« Il tesoro dell’alba è la sapienza » è scritto su un frammento etrusco tradotto dall’ Archeologo, uno dei pensionanti di Villa Medici nel film di Eugène Green La sapienza.
Con forza il passato irrompe nel presente ma il senso di quelle parole non è fatto per essere compreso con il solito armamentario intellettuale. La Sapienza non è un film per saccenti ‘farisei’ ; questi ultimi tenteranno con ogni mezzo di demolirlo con la ragione condannandone l’estetismo, la vacuità, se non addirittura la futilità e l’intellettualismo.

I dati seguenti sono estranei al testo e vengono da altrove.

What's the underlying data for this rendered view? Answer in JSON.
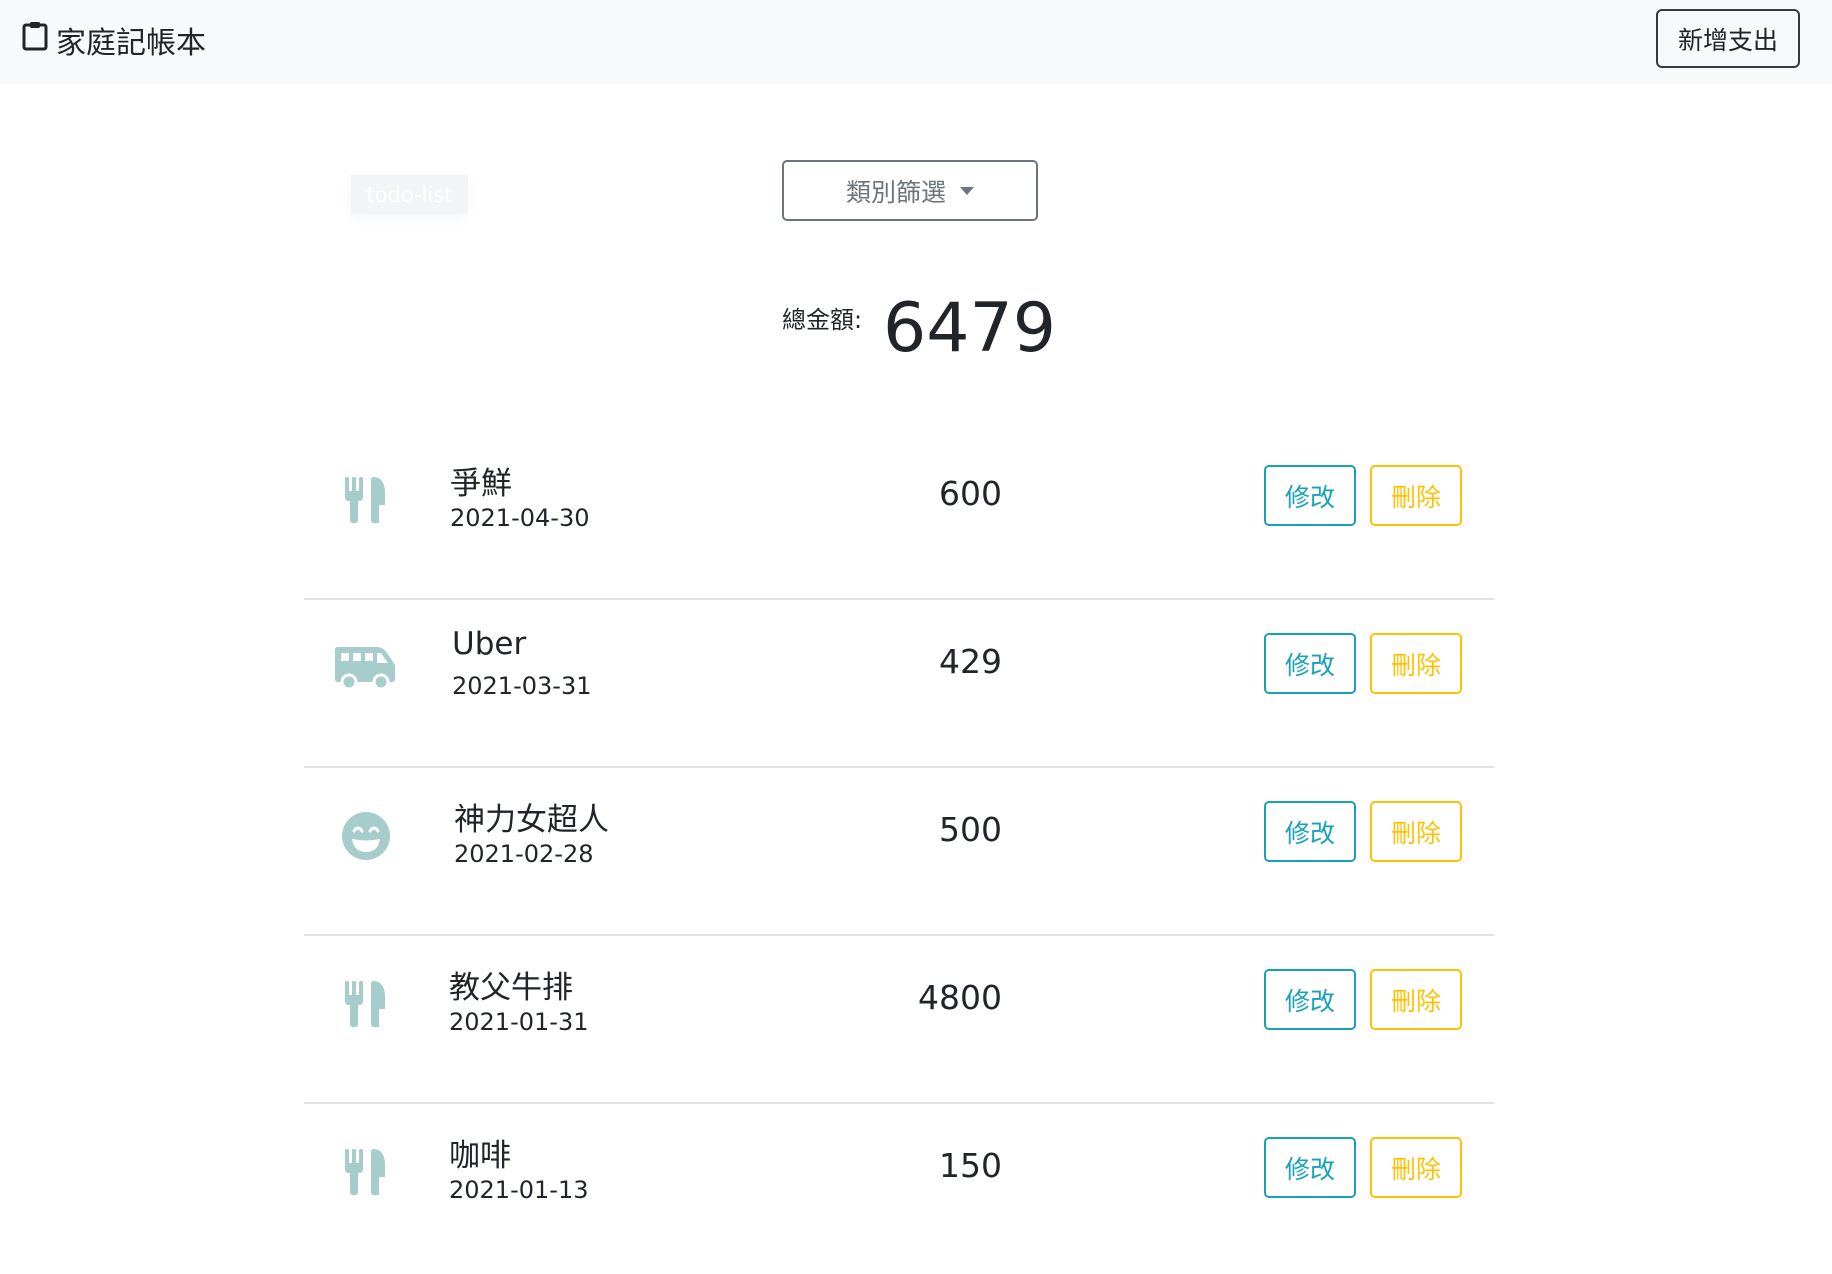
{
  "navbar": {
    "brand": "家庭記帳本",
    "brand_icon": "clipboard-icon",
    "add_button": "新增支出"
  },
  "tag": "todo-list",
  "filter": {
    "label": "類別篩選"
  },
  "total": {
    "label": "總金額:",
    "amount": "6479"
  },
  "colors": {
    "icon": "#a6cdcc",
    "edit": "#17a2b8",
    "delete": "#ffc107"
  },
  "expenses": [
    {
      "icon": "utensils-icon",
      "name": "爭鮮",
      "date": "2021-04-30",
      "amount": "600",
      "edit": "修改",
      "delete": "刪除"
    },
    {
      "icon": "shuttle-van-icon",
      "name": "Uber",
      "date": "2021-03-31",
      "amount": "429",
      "edit": "修改",
      "delete": "刪除"
    },
    {
      "icon": "grin-icon",
      "name": "神力女超人",
      "date": "2021-02-28",
      "amount": "500",
      "edit": "修改",
      "delete": "刪除"
    },
    {
      "icon": "utensils-icon",
      "name": "教父牛排",
      "date": "2021-01-31",
      "amount": "4800",
      "edit": "修改",
      "delete": "刪除"
    },
    {
      "icon": "utensils-icon",
      "name": "咖啡",
      "date": "2021-01-13",
      "amount": "150",
      "edit": "修改",
      "delete": "刪除"
    }
  ]
}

La Sapienza è un percorso di iniziazione e per intraprendere questo cammino è necessario un atto di fede da parte dello spettatore, anche nel senso più laico del termine, e cioè la predisposizione ad un totale abbandono.
D’altra parte è questa la condizione dello spirito cui Eugène Green si predispone quando stende la sceneggiatura di un libro o di un film : « l’idea per un romanzo o una sceneggiatura mi viene di grazia, come un’illuminazione », « Comincio a stendere la storia lasciandomi andare », « La struttura a cui si può ricondurre il mio pensiero è il mito: gli elementi narrativi sono una verità in sé, solo in un secondo momento ne capisco il senso » , e « La sapienza è una storia che parla di una separazione, di un sacrificio e dell’amore ».
Lo stesso percorso di ‘purificazione’ viene richiesto agli attori che, più che interpretare una parte, donano la loro interiorità, « per questo non voglio che gli attori mettano delle intonazioni psicologiche, che sono sempre codificate ; abbiamo finito col considerarle come vere e autentiche ma non lo sono », « richiedo agli attori un rifiuto della ricerca intellettuale, li invito a pronunciare le battute come se parlassero a se stessi, solo cosi emerge l’interiorità ».
Per Fabrizio Rongione e Christelle Prot è fondamentale, per svincolarsi dalle maglie dei condizionamenti psicologici, imparare perfettamente a memoria il testo e « lavorare sulla musicalità e la fluidità del fraseggio, utilizzando le liaisons per evitare i tic psicologici ». Rongione dichiara che quando lavora con Eugène Green, « si ha l’impressione di essere come Gesù sulla croce, nel senso che si risvegliano delle emozioni che non si vivono quando l’interpretazione è psicologica : Green obbliga l’attore a trovare un vuoto dal quale sorgono le emozioni ».
L’idea de La Sapienza è nata dalla fascinazione del regista per l’architetto barocco Borromini, sul quale aveva già svolto degli studi negli anni Settanta. A quell’epoca già meditava di fare un film storico ma poi, praticando il cinema, si accorse che ciò che gli interessava veramente era il rapporto tra passato e presente. Di qui nasce il personaggio principale, Alexandre (Fabrizio Rongione), un affermato architetto parigino che attraversa una crisi esistenziale che risolverà attraverso un viaggio in Italia, accompagnato dalla moglie Aléonor (Christelle Prot) e poi da Goffredo (Ludovico Succio), uno studente di architettura con il quale riscoprirà a Roma le architetture di Bernini e Borromini. A contatto con il giovane ed entusiasta Goffredo, Alexandre riscopre la ragione profonda del suo mestiere : « l’architettura è la creazione di uno spazio, di un vuoto riempito di gente e di luce ».
La Sapienza è un film letteralmente inondato di una luce pomeridiana calda, confortante e serena. I dialoghi sono cesellati con una punta di diamante e interrotti sapientemente per lasciare il posto alla scintilla di un’intuizione. Le frequenti e inattese sortite di humour contribuiscono anch’esse all’atmosfera sospesa e carica di significato del film. Il cammino di conoscenza che intraprende Alexandre è scandito da ‘vuoti pieni’ all’immagine dei volumi perfetti disegnati dalle cupole barocche. La riconciliazione con gli affetti, il mondo e la vita, che si materializza nell’abbraccio sensuale della compagna nell’ultima scena, testimonia del suo approdo alla “sapienza”, uno stato di grazia che alla conoscenza delle cose ne unisce la saggezza, ovvero la capacità e l’equilibrio nel giudicarle.
Il film di Eugène Green è un invito a predisporsi a questa nuova condizione dello spirito donandocene l’atmosfera, l’architettura e l’incanto.